Intersection coordinates of a parabola with a circle One point$(x_{0},y_{0})$ on parabola is given, the distance between the given point with two other points is $r^{2}$, $r^{2}$ is given.
So this problem can also be described as:
The circle equation is$$(x-x_{0})^{2}+(y-y_{0})^{2}=r^{2}$$
The parabola equation is $$ax^{2}+bx+c=y$$
The two unknown points are intersections of the circle and parabola.
But how to solve the two intersections' coordinates in terms of $a,b,c,r,x_{0},y_{0}$? The six parameters are given.
 A: There can be up to four points of intersection
You can apply the generic machinery to intersect conics. That's quite a lot of work, but I doubt there is a shortcut here. Even if you assume $x_0=y_0=c=0$, you are still left with a fourth degree polynomial in $x$. Which makes sense, since you can have up to four points of intersection:

To use that approach, you could formulate your conics as matrices:
$$
C=\begin{pmatrix}
1 & 0 & -x_0 \\
0 & 1 & -y_0 \\
-x_0 & -y_0 & x_0^2+y_0^2-r^2
\end{pmatrix}
\qquad
P=\begin{pmatrix}
2a & 0 & b \\
0 & 0 & -1 \\
b & -1 & 2c
\end{pmatrix}
$$
Explicit formulas
You could also feed that special case into Wolfram alpha to obtain explicit formulas for the four points of intersection, but these formulas are rather complicated, and intermediate values will probably still have to be computed using complex numbers.
How many points of intersection are there?

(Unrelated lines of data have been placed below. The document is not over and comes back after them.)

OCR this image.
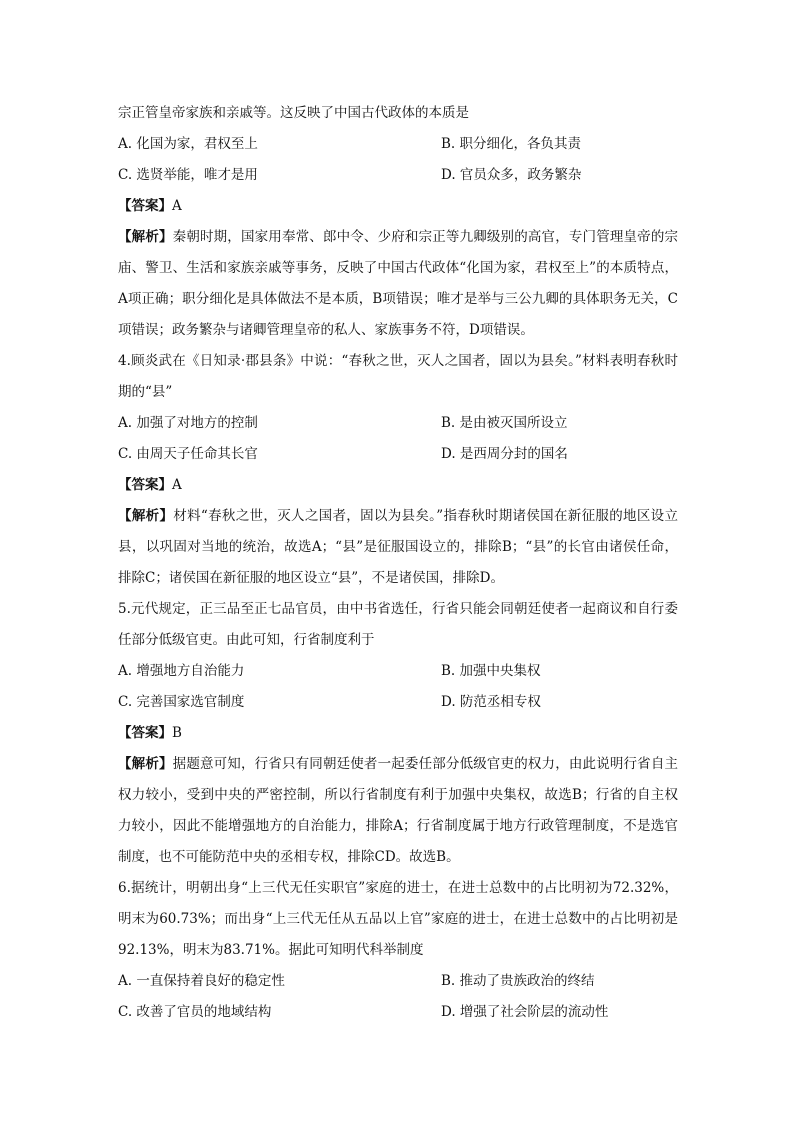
宗正管皇帝家族和亲戚等。这反映了中国古代政体的本质是
A. 化国为家，君权至上	B. 职分细化，各负其责
C. 选贤举能，唯才是用	D. 官员众多，政务繁杂
【答案】A
【解析】秦朝时期，国家用奉常、郎中令、少府和宗正等九卿级别的高官，专门管理皇帝的宗庙、警卫、生活和家族亲戚等事务，反映了中国古代政体“化国为家，君权至上”的本质特点，A项正确；职分细化是具体做法不是本质，B项错误；唯才是举与三公九卿的具体职务无关，C项错误；政务繁杂与诸卿管理皇帝的私人、家族事务不符，D项错误。
4.顾炎武在《日知录·郡县条》中说：“春秋之世，灭人之国者，固以为县矣。”材料表明春秋时期的“县”
A. 加强了对地方的控制	B. 是由被灭国所设立
C. 由周天子任命其长官	D. 是西周分封的国名
【答案】A
【解析】材料“春秋之世，灭人之国者，固以为县矣。”指春秋时期诸侯国在新征服的地区设立县，以巩固对当地的统治，故选A；“县”是征服国设立的，排除B；“县”的长官由诸侯任命，排除C；诸侯国在新征服的地区设立“县”，不是诸侯国，排除D。
5.元代规定，正三品至正七品官员，由中书省选任，行省只能会同朝廷使者一起商议和自行委任部分低级官吏。由此可知，行省制度利于
A. 增强地方自治能力	B. 加强中央集权
C. 完善国家选官制度	D. 防范丞相专权
【答案】B
【解析】据题意可知，行省只有同朝廷使者一起委任部分低级官吏的权力，由此说明行省自主权力较小，受到中央的严密控制，所以行省制度有利于加强中央集权，故选B；行省的自主权力较小，因此不能增强地方的自治能力，排除A；行省制度属于地方行政管理制度，不是选官制度，也不可能防范中央的丞相专权，排除CD。故选B。
6.据统计，明朝出身“上三代无任实职官”家庭的进士，在进士总数中的占比明初为72.32%，明末为60.73%；而出身“上三代无任从五品以上官”家庭的进士，在进士总数中的占比明初是92.13%，明末为83.71%。据此可知明代科举制度
A. 一直保持着良好的稳定性	B. 推动了贵族政治的终结
C. 改善了官员的地域结构	D. 增强了社会阶层的流动性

In a comment below, you asked about when there would be exactly two points of intersection. Consider the picture above. You could make the radius smaller until it no longer intersects the left branch, or you could make it larger until it completely encompasses the lower part of the parabola. In between these situations is the range where you get four points of intersection. And the switchover will occur in a situation where some of these points of intersection come to coincide.
Such multiple solutions can be detected by looking at the discriminant of the polynomial in step 2 of my solution approach. For the special case of $x_0=y_0=c=0$, the relevant factor of the discriminant would be
$$
16a^4r^4
+ (- a^2b^4 - 20a^2b^2 + 8a^2)r^2
+ (b^6 + 3b^4 + 3b^2 + 1)
$$
As you can see, this is a quadratic polynomial in $r^2$. If both of its roots are positive, then all three cases can occur. You'd get two points of intersection if the actual radius is smaller than the smaler of these solutions, or larger than the larger one.
The special case is general enough
The special case of $x_0=y_0=c=0$ isn't that special after all. Simply substitute $x'=x-x_0$ and $y'=y-y_0$ into both your equations, and you get $x'^2+y'^2=r^2$ for the circle and the parabola will become:
\begin{align*}
a(x'+x_0)^2+b(x'+x_0)+c&=(y'+y_0) \\
ax'^2 +(2ax_0+b)x'+\underbrace{(ax_0^2+bx_0+c-y_0)}_{=0}&=y'
\end{align*}
So you can imagine $a'=a, b'=2ax_0+b, c'=0$ as the parameters of your translated parabola, and thus reduce the general case to this special case.